A COUNTRY WITHOUT ROMAN RUINS

By: Jaime Correa


It would be difficult, if not impossible, to find Roman ruins in America. This absence of a direct lineage to a great civilization generates a rootless culture which has been trained to think of its regional fields as a resolute vacuum of virgin lands, and of its cities as disturbances within pristine ecological mosaics.[1] The absent of a lineage coupled with the desire to modify every corner of a “virgin” world creates an urban disengagement and a desire for the idea of landscape to fill, rigorously, the ills of the present and the anxieties of the future. 


In a collective logic where cities are perceived as disturbances, branding operations force upon all of us a system of false characterizations about their urban content and that of the regional field. Somehow, we have been told that America is nothing but a conglomeration of: first, banal issues of geography -water, weather, mountains, canyons, or mesas; second, issues of cultural hybridization -Islamic mosques in New York, the so-called Miami “Cuban/Latino refuge”, or even Mexican food; and third, nostalgic recollections of small invented territories -represented by our invention of the concept of “historic neighborhood” and “historic architecture” or by the preservation of vast amounts of territories under the National Park System. This three-fold type of branding mechanism generates identification marks and regional atmospheres that have nothing to do with nature, art, or science and which can only be described as a commodity or as an excursion into a series of “themed environments”. America is no longer understood as a mosaic of natural regions but as a place of relentless sameness and absolute lack of distinction; a retrograde experience, in which all future interventions are not judged by their own merits but by their capacity to fit within the rules; a moment in time in which change and advancement are seeing with suspicion or denial.

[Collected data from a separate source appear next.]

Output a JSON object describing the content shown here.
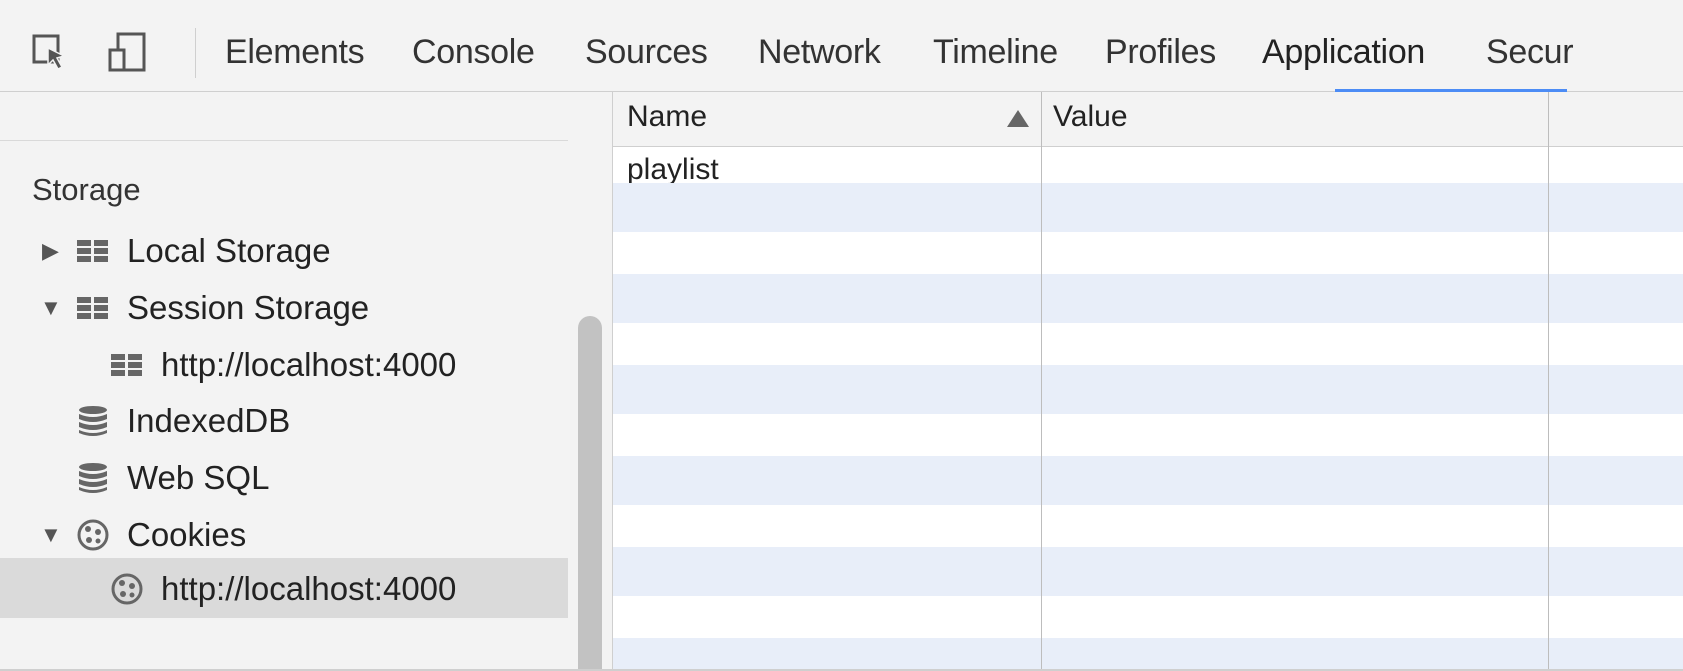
{
  "toolbar": {
    "tabs": [
      "Elements",
      "Console",
      "Sources",
      "Network",
      "Timeline",
      "Profiles",
      "Application",
      "Secur"
    ],
    "active_tab": "Application"
  },
  "sidebar": {
    "section_title": "Storage",
    "items": [
      {
        "label": "Local Storage",
        "icon": "grid-icon",
        "expanded": false
      },
      {
        "label": "Session Storage",
        "icon": "grid-icon",
        "expanded": true
      },
      {
        "label": "http://localhost:4000",
        "icon": "grid-icon"
      },
      {
        "label": "IndexedDB",
        "icon": "database-icon"
      },
      {
        "label": "Web SQL",
        "icon": "database-icon"
      },
      {
        "label": "Cookies",
        "icon": "cookie-icon",
        "expanded": true
      },
      {
        "label": "http://localhost:4000",
        "icon": "cookie-icon",
        "selected": true
      }
    ]
  },
  "table": {
    "columns": [
      "Name",
      "Value"
    ],
    "rows": [
      {
        "name": "playlist",
        "value": ""
      }
    ]
  },
  "colors": {
    "accent": "#4c8cf5",
    "row_alt": "#e8eef9",
    "selected": "#dadada"
  }
}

Cities continue loosing population to their suburban counterparts; large areas of the region are paved over; huge pieces of public infrastructure are subjected to deterioration; economic development is taken prisoner by political figures looking after themselves; racial struggles find their own abode in the metropolis; fossil fuel dependency and environmental problems are a matter of fact; and, most importantly, decreased densities and extensive vegetation removal continue at an accelerated pace. Everything unfit to the branding slogans is pulled away from the political discourse; as a result, intelligent contemporary proposals never see the light of the day unless they show up, by choice or by default, as part of a natural catastrophe, as part of a shameful political scandal, or when inflexible post-Fordist development practices reveal our current human isolation, our dependence on fossil fuels, and our absence of alternative infrastructures.

In the midst of these circumstances, urbanism plays a secondary role; an inferior position in which design, science, art, myth, and poetry are no longer the lens through which new building disciplines can emerge; a minor job where tourism, recreation, destination entertainment, preservation, real estate development, civil engineering, political games, traditional recollections, and racial struggles replace the unique metaphysical possibilities of a discipline in search of new modes of description, scholarship, and discourse.



[1] See McHarg, Ian L. Design with nature. John Wiley and Sons. 1992.